Lestari kemudian kembali ke dapur untuk membawa bakul berisi nasi dan ikan asin bakar sebagai lauknya.

“Makanlah, Mbi! Jangan memaksakan diri. Tidak perlu susah payah ikut-ikutan mereka. Bagaimanapun kita itu debu, Mbi. Sekuat apa pun kamu berjuang hanya di anggap upil. Akhirnya nanti tidak ada yang menghargainya, percayalah sama Nenek!” ucap Lestari menasehati cucunya.

“Tapi kata kakek berbeda, kita jangan mau direndahkan. Harta dan tahta bukan alasan untuk membedakan. Kita punya harga diri, Nek dan  Tidak perlu risau karena kekurangan harta,” sangkal Ambigu sembari menyuapkan makanan itu.

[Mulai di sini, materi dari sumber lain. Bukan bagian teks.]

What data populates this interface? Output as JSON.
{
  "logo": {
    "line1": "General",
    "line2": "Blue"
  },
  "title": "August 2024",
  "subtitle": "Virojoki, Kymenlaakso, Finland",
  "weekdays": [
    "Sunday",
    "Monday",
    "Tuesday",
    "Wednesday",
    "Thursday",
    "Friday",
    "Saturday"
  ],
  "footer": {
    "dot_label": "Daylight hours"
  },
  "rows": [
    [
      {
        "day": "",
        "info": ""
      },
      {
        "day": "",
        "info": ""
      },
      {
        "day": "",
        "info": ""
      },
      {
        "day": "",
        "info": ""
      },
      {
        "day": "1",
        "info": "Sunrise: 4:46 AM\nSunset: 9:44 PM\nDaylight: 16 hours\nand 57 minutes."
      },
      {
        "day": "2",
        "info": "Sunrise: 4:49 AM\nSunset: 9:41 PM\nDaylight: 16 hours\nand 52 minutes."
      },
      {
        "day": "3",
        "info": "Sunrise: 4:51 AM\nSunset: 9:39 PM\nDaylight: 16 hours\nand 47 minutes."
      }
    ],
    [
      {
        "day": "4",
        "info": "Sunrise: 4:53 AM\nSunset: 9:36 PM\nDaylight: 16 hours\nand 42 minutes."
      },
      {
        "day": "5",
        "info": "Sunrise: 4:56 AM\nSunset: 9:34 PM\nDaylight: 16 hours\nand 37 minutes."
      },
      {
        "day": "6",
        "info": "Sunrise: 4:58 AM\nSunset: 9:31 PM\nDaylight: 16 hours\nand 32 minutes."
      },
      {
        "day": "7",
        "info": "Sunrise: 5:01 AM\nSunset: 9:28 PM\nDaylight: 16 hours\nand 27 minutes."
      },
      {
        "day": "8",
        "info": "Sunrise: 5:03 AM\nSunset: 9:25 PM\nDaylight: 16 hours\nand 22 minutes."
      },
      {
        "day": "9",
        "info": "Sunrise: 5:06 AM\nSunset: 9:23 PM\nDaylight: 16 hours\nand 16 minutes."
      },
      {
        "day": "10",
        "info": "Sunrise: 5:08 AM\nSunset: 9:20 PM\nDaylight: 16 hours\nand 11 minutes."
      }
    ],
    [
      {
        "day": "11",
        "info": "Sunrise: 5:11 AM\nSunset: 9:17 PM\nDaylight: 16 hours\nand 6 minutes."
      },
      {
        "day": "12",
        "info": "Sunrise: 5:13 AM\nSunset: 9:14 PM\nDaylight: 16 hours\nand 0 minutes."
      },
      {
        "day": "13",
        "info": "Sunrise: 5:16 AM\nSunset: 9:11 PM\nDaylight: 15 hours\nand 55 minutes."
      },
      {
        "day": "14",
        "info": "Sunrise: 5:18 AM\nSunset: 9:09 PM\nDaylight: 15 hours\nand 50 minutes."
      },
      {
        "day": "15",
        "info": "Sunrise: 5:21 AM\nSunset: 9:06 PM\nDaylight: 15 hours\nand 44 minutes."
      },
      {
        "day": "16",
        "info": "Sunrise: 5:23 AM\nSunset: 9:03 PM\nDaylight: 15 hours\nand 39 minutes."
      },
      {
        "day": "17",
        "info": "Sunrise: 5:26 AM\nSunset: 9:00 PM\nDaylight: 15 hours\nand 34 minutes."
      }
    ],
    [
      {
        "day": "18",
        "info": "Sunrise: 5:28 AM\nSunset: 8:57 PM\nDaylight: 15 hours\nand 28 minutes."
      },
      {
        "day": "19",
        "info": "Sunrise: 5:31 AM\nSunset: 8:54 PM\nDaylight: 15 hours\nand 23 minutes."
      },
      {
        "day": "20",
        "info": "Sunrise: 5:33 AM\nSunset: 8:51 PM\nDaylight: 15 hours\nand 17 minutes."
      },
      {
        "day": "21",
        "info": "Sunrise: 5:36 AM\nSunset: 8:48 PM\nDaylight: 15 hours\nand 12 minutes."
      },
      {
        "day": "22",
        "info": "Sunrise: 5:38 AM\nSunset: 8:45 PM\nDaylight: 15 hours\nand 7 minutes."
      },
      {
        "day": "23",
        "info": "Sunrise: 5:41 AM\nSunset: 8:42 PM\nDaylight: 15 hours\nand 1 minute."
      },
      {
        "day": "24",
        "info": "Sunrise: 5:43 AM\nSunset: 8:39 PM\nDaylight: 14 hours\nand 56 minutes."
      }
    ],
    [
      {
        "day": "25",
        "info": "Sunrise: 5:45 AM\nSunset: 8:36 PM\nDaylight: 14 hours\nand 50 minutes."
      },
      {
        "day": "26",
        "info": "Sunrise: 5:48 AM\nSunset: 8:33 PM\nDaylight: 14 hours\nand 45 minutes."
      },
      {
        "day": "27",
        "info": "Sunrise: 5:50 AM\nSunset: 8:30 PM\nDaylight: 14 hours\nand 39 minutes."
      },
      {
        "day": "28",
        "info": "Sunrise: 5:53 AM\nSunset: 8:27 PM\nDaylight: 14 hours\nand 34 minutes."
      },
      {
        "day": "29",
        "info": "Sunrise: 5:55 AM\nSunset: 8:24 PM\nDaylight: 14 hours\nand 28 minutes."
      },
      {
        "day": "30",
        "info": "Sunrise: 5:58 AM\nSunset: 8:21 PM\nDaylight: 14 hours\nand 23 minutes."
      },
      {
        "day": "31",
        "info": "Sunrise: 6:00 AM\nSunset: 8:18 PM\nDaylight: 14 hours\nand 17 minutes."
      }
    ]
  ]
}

Nasi dingin dan agak keras itu di telannya susah payah mungkin neneknya sudah memasaknya dari subuh, dan ikan asin itu terasa begitu pahit. Mungkin penglihatan Lestari yang mulai kabur sehingga hasil bakarannya gosong semua. Tapi apa pun itu Ambigu tetap menyuapkan ke mulutnya. Tanpa peduli enak atau tidak, yang terpenting bisa menolong perutnya dari rasa lapar.

“Jangan keras kepala Mbi, bisa mati konyol seperti kakekmu nanti,” ucap Lestari menasehati. Mengingat begitu besar perjuangan Wasis yang tidak mendapat penghargaan apa pun dari kerajaan hanya karena mereka miskin.

“Kakek tidak mati sia-sia, dia tetap pahlawan, Mbigu!”

“Astaga!! Kapan kamu nurut sama nenek, Mbi. Dengerin nanti kalau kita sudah mati bahkan di Nirwana tidak ada yang membedakan kita. Tidak peduli harta dan jabatan lagi!”

“Kita hidup sekarang, Nek! Masalah nirwana kita pikir nanti!”

Astaga!

Keesokan harinya Ambigu nekat berangkat lagi ke hutan belantara. Akan tetapi sayang tidak punya alat apa pun untuk di bawa, saat pergi. Sepertinya lestari menyembunyikannya semua benda tajam. Hanya agar ambigu mengurungkan niatnya.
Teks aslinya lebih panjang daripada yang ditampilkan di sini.